We spoke about winds on marathon swims yesterday.
So we asked channel swimmer Anne Cleveland and Triple Crown swimmer Michael Miller of Honolulu (English Channel + Molokai Channel + Catalina Channel + Manhattan Island) how they faced the winds, currents and tides on their marathon swims.
"I completely agree that surface conditions can destroy a channel crossing much more than tides, currents, up to a certain point. [But] swimming into a 4-knot current can also destroy a swim, and being pushed out of direction by a current can also destroy a swim," said Michael.
"However, being pushed with a current, but swimming into waves or whitecaps is demoralizing. You are hit, over and over and over, and pretty soon, the fact you are with the current is totally irrelevant. Being smacked in the face thousands of times requires much more mental stamina."
"In 1979, Ian Emberson [founder of the Maui Channel Swim] and I successfully crossed the Molokai Channel. Ian had previously attempted the [26-mile] crossing [between the islands of Oahu and Molokai in Hawaii] twice before, but a moderate-to- heavy trade wind swell and chop took their toll and he came up short."
"We decided we would pay NO attention to tides, currents, but we [waited and] wanted a Kona day (glassy conditions) because we were in great shape and knew that we could swim a long time, even against challenging currents. BUT, we could not handle getting pounded by a heavy surface chop for 12-16 hours or more."
"The conditions [on our chosen day] were glassy, but at the onset at 2 am, we swam into a vicious current against us. But because it was dark, we didn't know and our crew didn't say anything to us. At sunrise, about 6 am, we could see Molokai right behind us - knowing we had gone maybe 2 miles in 4 hours. This didn't phase us because once the currents switched, we had very glassy conditions and swam right across."
Anne Cleveland, a five-time English and Catalina Channel swimmer, said a variety of factors present obstacles, "I have done all of my English Channel swims (one two-way and two one-way) on the spring tides.

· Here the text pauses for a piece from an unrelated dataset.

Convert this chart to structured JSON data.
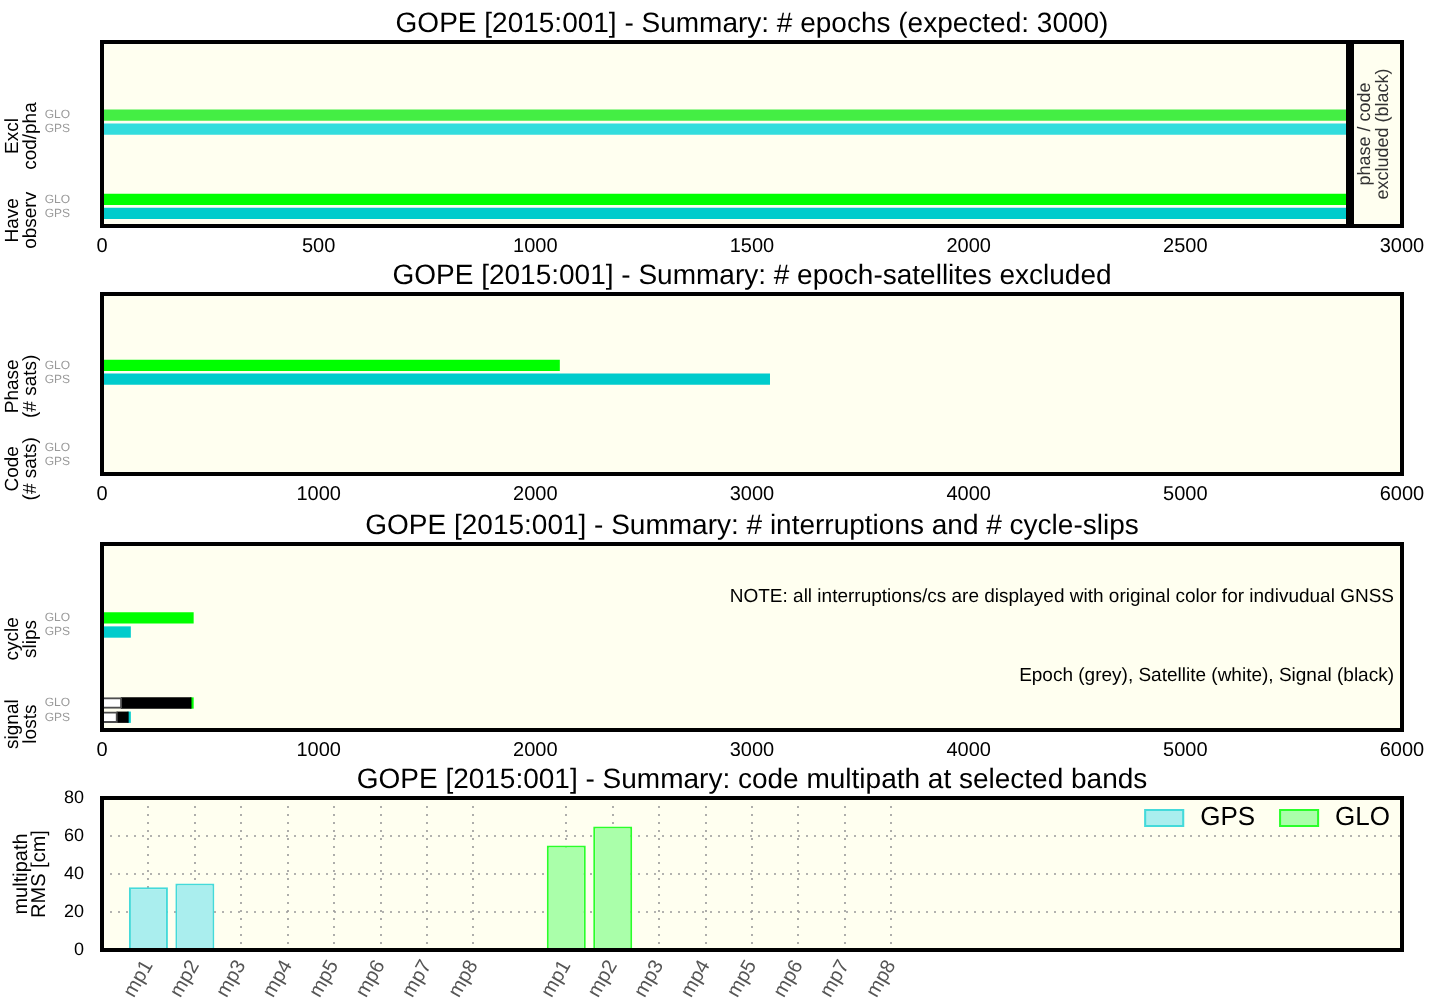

I was unable to tell the strength of the tides down in the water, however my escort pilots were very aware of the tidal flow as they charted my course. Several hours of being pounded by white caps does take its toll on a swimmer. Wind chop takes a lot of core strength to power through as I found out on my swims. [But] there is another factor which I have seen slow swimmers down: cold. Loss of fine motor control makes feeding difficult, which can lead to dehydration, often a precursor to hypothermia. I have seen swimmers deal with hours of wind chop, but once the cold sets in it is often the beginning of the end of the swim."
Winds, whitecaps, cold water, tides or currents. Marathon swimmers never get to pick their poison and sometimes have to deal with it all.